Deltan Dallagnol e Carlos Fernando dos Santos Lima viraram Ítalo e Pedro Henrique, e no filme são quase um casal: terminam frases um do outro e quase não aparecem separados. Marcelo Serrado é Sergio Moro e captou com precisão os trejeitos do magistrado — só não reproduziu o sotaque de Maringá (PR), terra natal de Moro, e preferiu continuar com o carioca mesmo. Como também o fizeram todos os demais atores que interpretam paranaenses.

O roteiro do filme é conduzido pelo bom mocismo dos delegados, sempre por meio de declarações, quase nunca diálogos, com falas de alto teor de responsabilidade cívica. Por isso são necessários pontos de descanso para a história ser explicada.

O delegado Ivan faz o papel de narrador — como o capitão Nascimento de Tropa de Elite —, que também faz um apanhadão dos escândalos de corrupção vividos pelo Brasil desde seu descobrimento, com direito a citação do padre Antônio Vieira e “ao mar de lama de Getúlio Vargas”, expressão usada por Carlos Lacerda quando ele estava em campanha para derrubar o adversário.

Digno de nota que a narração de Ivan vai do “mar de lama” com ilustrações do suicídio de Getúlio para casos que ficaram conhecidos durante o governo Sarney. Os fatos que aconteceram entre 1500 e 2016 tiveram uma pausa entre 1964 e 1985, justamente o período em que o país esteve sob ditadura militar.

Às vezes a narração é interrompida pelas descobertas dos delegados. O “maluco do Júlio”, que na vida real é o delegado Márcio Anselmo, vivido pelo ator Bruno Gomlevsky, é responsável pela maior parte dos avanços importantes da operação. Suas ideias geniais são sempre desenhadas numa lousa e explicadas didaticamente pela delegada Bia, personagem de Flávia Alessandra — representando a delegada Erika Marena.
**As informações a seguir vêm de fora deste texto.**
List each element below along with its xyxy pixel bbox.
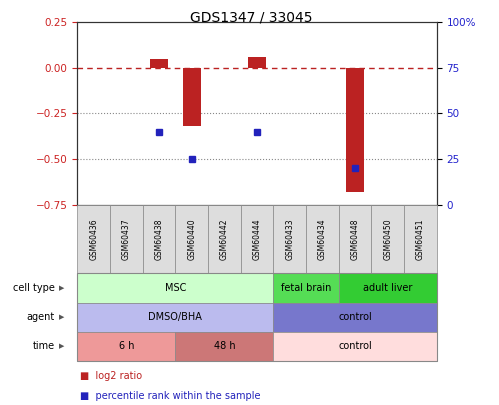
Text: time: time (33, 341, 55, 351)
Text: GSM60444: GSM60444 (252, 218, 261, 260)
Text: ■  percentile rank within the sample: ■ percentile rank within the sample (80, 391, 260, 401)
Bar (183, 68, 201, 126)
Text: GSM60451: GSM60451 (416, 218, 425, 260)
Text: fetal brain: fetal brain (281, 283, 331, 293)
Bar (346, 68, 364, 192)
Text: 48 h: 48 h (214, 341, 235, 351)
Text: cell type: cell type (13, 283, 55, 293)
Text: ▶: ▶ (59, 343, 64, 349)
Text: GSM60450: GSM60450 (383, 218, 392, 260)
Text: agent: agent (26, 312, 55, 322)
Text: GSM60437: GSM60437 (122, 218, 131, 260)
Text: GSM60436: GSM60436 (89, 218, 98, 260)
Text: DMSO/BHA: DMSO/BHA (148, 312, 202, 322)
Text: GSM60442: GSM60442 (220, 218, 229, 260)
Text: GSM60448: GSM60448 (350, 218, 359, 260)
Bar (248, 57, 266, 68)
Text: ■  log2 ratio: ■ log2 ratio (80, 371, 142, 381)
Text: control: control (338, 312, 372, 322)
Text: GSM60433: GSM60433 (285, 218, 294, 260)
Text: GSM60434: GSM60434 (318, 218, 327, 260)
Text: control: control (338, 341, 372, 351)
Text: GDS1347 / 33045: GDS1347 / 33045 (190, 10, 312, 24)
Text: MSC: MSC (165, 283, 186, 293)
Text: GSM60438: GSM60438 (155, 218, 164, 260)
Text: 6 h: 6 h (119, 341, 134, 351)
Bar (150, 59, 168, 68)
Text: ▶: ▶ (59, 285, 64, 291)
Text: GSM60440: GSM60440 (187, 218, 196, 260)
Text: ▶: ▶ (59, 314, 64, 320)
Text: adult liver: adult liver (363, 283, 412, 293)
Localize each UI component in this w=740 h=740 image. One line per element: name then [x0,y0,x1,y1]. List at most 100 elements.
Sem contar a defesa explícita do ponto de vista dos delegados sobre a “lava jato” e o nojo que eles explicitam de corrupção, o filme poderia ser uma ópera, ou um musical. Os personagens entram em cena, dão a fala e saem. E a fala quase sempre serve para expor o roteiro, nunca para desenhar algum tipo de personalidade nos protagonistas.

O único deles que tem alguma nuance é Júlio, retratado como um descontrolado, mas que precisa estar em casa com os pais, diante da doença da mãe. Os demais se limitam aos papéis que representam.

Ivan é o retrato da sensatez e da letra fria da lei. Partem sempre dele momentos de temperança em relação aos demais investigadores, ávidos para ir para cima dos corruptos. Bia é a mandona, impaciente e desiludida, autora de declarações do tipo “se for pro Supremo, acabou” ou “eles devem achar que a gente é imbecil”.

Lula é um velhaco, o barão ofendido por, tão poderoso, ser desafiado pela audácia dos representantes da lei (“quando eu for eleito de novo, vou me lembrar de cada um de vocês”, diz a um Ivan aborrecido).

Não se pode alegar surpresa com o maniqueísmo do roteiro nem com a defesa de cada passo dado pelos delegados. O filme — cuja produção custou R$ 16 milhões de investidores — conta com apoio quase irrestrito da cúpula da Polícia Federal.